The abnormal assembly of tau protein in neurons is the pathological hallmark of multiple neurodegenerative diseases, including Alzheimer’s disease (AD). In AD, tau assembly begins in the locus coeruleus and transentorhinal cortex, and progresses over years to connected regions in the limbic system and neocortex. Cellular and in vivo models of tau assembly suggest that prion-like propagation may underlie this progression, including the intracellular trafficking, intercellular transfer and seeded aggregation of assembled tau. However, the underlying molecular mechanisms are poorly understood. The goal of my thesis was to investigate tau propagation in situ. I focussed on characterising the ultrastructural context of assembled tau filaments at different stages of propagation, including their subcellular localisation and molecular interactions. To achieve this, I employed electron cryo-tomography (cryo-ET), a powerful technique that allows the visualization of biological samples at molecular resolution in near-native conditions. I wanted to study tau propagation in a disease relevant context. I first focused on human tissue and then developed a neuronal cell model of propagation to enable further investigation.

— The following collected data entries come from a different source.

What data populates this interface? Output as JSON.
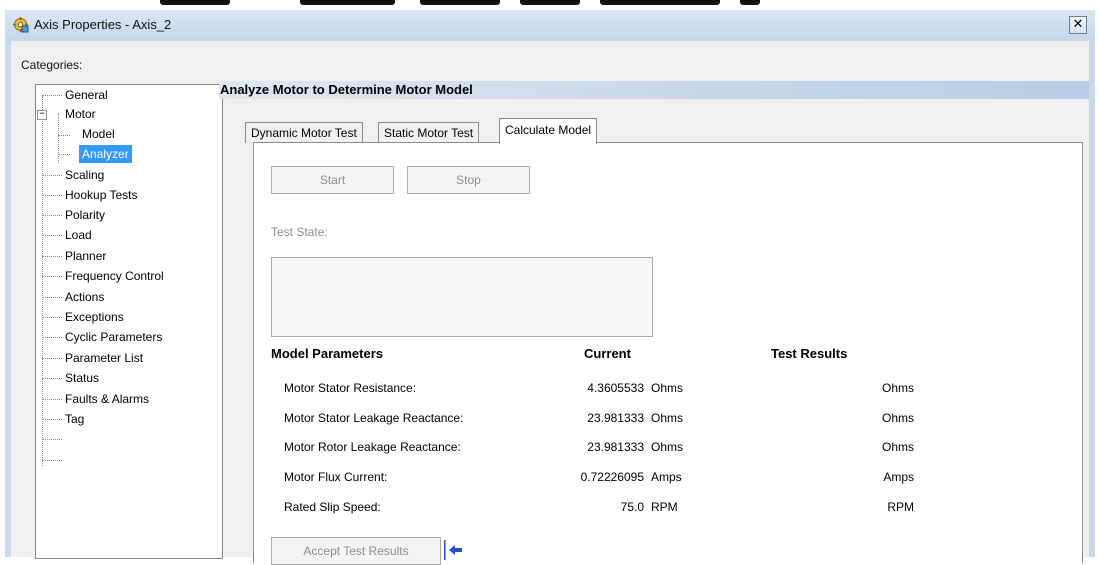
{
  "window": {
    "title": "Axis Properties - Axis_2",
    "close_glyph": "✕",
    "icon": "axis-properties-icon"
  },
  "categories_label": "Categories:",
  "tree": {
    "items": [
      {
        "label": "General",
        "selected": false
      },
      {
        "label": "Motor",
        "selected": false,
        "expanded": true
      },
      {
        "label": "Model",
        "selected": false
      },
      {
        "label": "Analyzer",
        "selected": true
      },
      {
        "label": "Scaling",
        "selected": false
      },
      {
        "label": "Hookup Tests",
        "selected": false
      },
      {
        "label": "Polarity",
        "selected": false
      },
      {
        "label": "Load",
        "selected": false
      },
      {
        "label": "Planner",
        "selected": false
      },
      {
        "label": "Frequency Control",
        "selected": false
      },
      {
        "label": "Actions",
        "selected": false
      },
      {
        "label": "Exceptions",
        "selected": false
      },
      {
        "label": "Cyclic Parameters",
        "selected": false
      },
      {
        "label": "Parameter List",
        "selected": false
      },
      {
        "label": "Status",
        "selected": false
      },
      {
        "label": "Faults & Alarms",
        "selected": false
      },
      {
        "label": "Tag",
        "selected": false
      }
    ],
    "expander_glyph": "−"
  },
  "section_title": "Analyze Motor to Determine Motor Model",
  "tabs": [
    {
      "label": "Dynamic Motor Test",
      "active": false
    },
    {
      "label": "Static Motor Test",
      "active": false
    },
    {
      "label": "Calculate Model",
      "active": true
    }
  ],
  "buttons": {
    "start": "Start",
    "stop": "Stop",
    "accept": "Accept Test Results"
  },
  "test_state_label": "Test State:",
  "table": {
    "headers": {
      "params": "Model Parameters",
      "current": "Current",
      "results": "Test Results"
    },
    "rows": [
      {
        "label": "Motor Stator Resistance:",
        "value": "4.3605533",
        "unit": "Ohms",
        "result_unit": "Ohms"
      },
      {
        "label": "Motor Stator Leakage Reactance:",
        "value": "23.981333",
        "unit": "Ohms",
        "result_unit": "Ohms"
      },
      {
        "label": "Motor Rotor Leakage Reactance:",
        "value": "23.981333",
        "unit": "Ohms",
        "result_unit": "Ohms"
      },
      {
        "label": "Motor Flux Current:",
        "value": "0.72226095",
        "unit": "Amps",
        "result_unit": "Amps"
      },
      {
        "label": "Rated Slip Speed:",
        "value": "75.0",
        "unit": "RPM",
        "result_unit": "RPM"
      }
    ]
  },
  "colors": {
    "selection": "#3399ff",
    "pointer_arrow": "#1f4fd6"
  }
}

In the first chapter of my thesis, I investigated the association of assembled tau with brain extracellular vesicles (EVs). This association has been documented in AD and has been linked to the clearance and propagation of assembled tau. However, the molecular species of assembled tau and how they associate are not known. By performing cryo-ET on EVs isolated from AD patient brain, I discovered tau filaments enclosed within the lumen of large EVs. I also observed multiple novel molecular interactions of filaments, including molecules that tether filaments to the EV limiting membrane. These findings suggest that tau filaments are selectively packaged within EVs in AD. Using single particle electron cryo-microscopy (cryo-EM), I found that the filaments contained distinct anionic molecules compared to tau filaments within intracellular inclusions. These results reveal the molecular species and structures of assembled tau associated with brain EVs in AD, as well as how they associated with EVs. This will guide future investigations of the mechanisms of assembled tau secretion, and inform biomarker and therapeutic strategies targeting extracellular tau.

In the second chapter, I investigated tau assembly at the synapse in AD. Synaptic dysfunction is the earliest manifestation of neurodegeneration. Evidence suggests that this may be driven by tau assembly directly at the synapse. How assembled tau contributes to synaptic dysfunction is not known. In addition, synapses may mediate the intercellular transfer of assembled tau during propagation. I analysed synaptosomes isolated from AD patient brain. Using cryo-ET, I found tau filaments in the cytoplasm of pre-synapses. The filaments associated with one another, as well as with vesicles. The filaments were also tethered to the plasma membrane and were decorated with globular densities, similar to the interactions that I observed in brain EVs. These results provide insights into disease mechanisms of tau assembly and guide future studies to ultimately understand synapse dysfunction in AD.

In the third chapter of my thesis, I established a neuronal cell culture model of tau propagation compatible with in situ studies using cryo-ET. Observations made in AD patient brain tissue relate directly to disease. However, they only provide static snap shots of tau assembly and propagation, whereas these are dynamic processes. Therefore, a model system that recapitulates tau propagation is important to further investigate observations made in human brain. I induced tau propagation in primary mouse hippocampal neurons by incubation with purified tau filaments from AD patient brain. I introduced strategies for the fluorescent labelling of tau filaments and for neuronal culture on EM grids in order to make this model system compatible with fluorescent live cell imaging, correlative light and electron cryomicroscopy and cryo-ET. These results lay the foundation for future in situ studies of dynamic propagation events.

During the course of this thesis, I established cryo-ET of human brain tissue to investigate the subcellular localisation of assembled tau and its molecular interactions at different stages of propagation. This revealed tau filaments within EVs and pre-synapses, and identified their tethering to the limiting membranes of these compartments. I then developed a model system to enable in situ studies of dynamic tau propagation events. This work sets the foundations for future studies of the molecular mechanisms of tau assembly and will guide therapeutic strategies and biomarker development to target assembled tau in AD.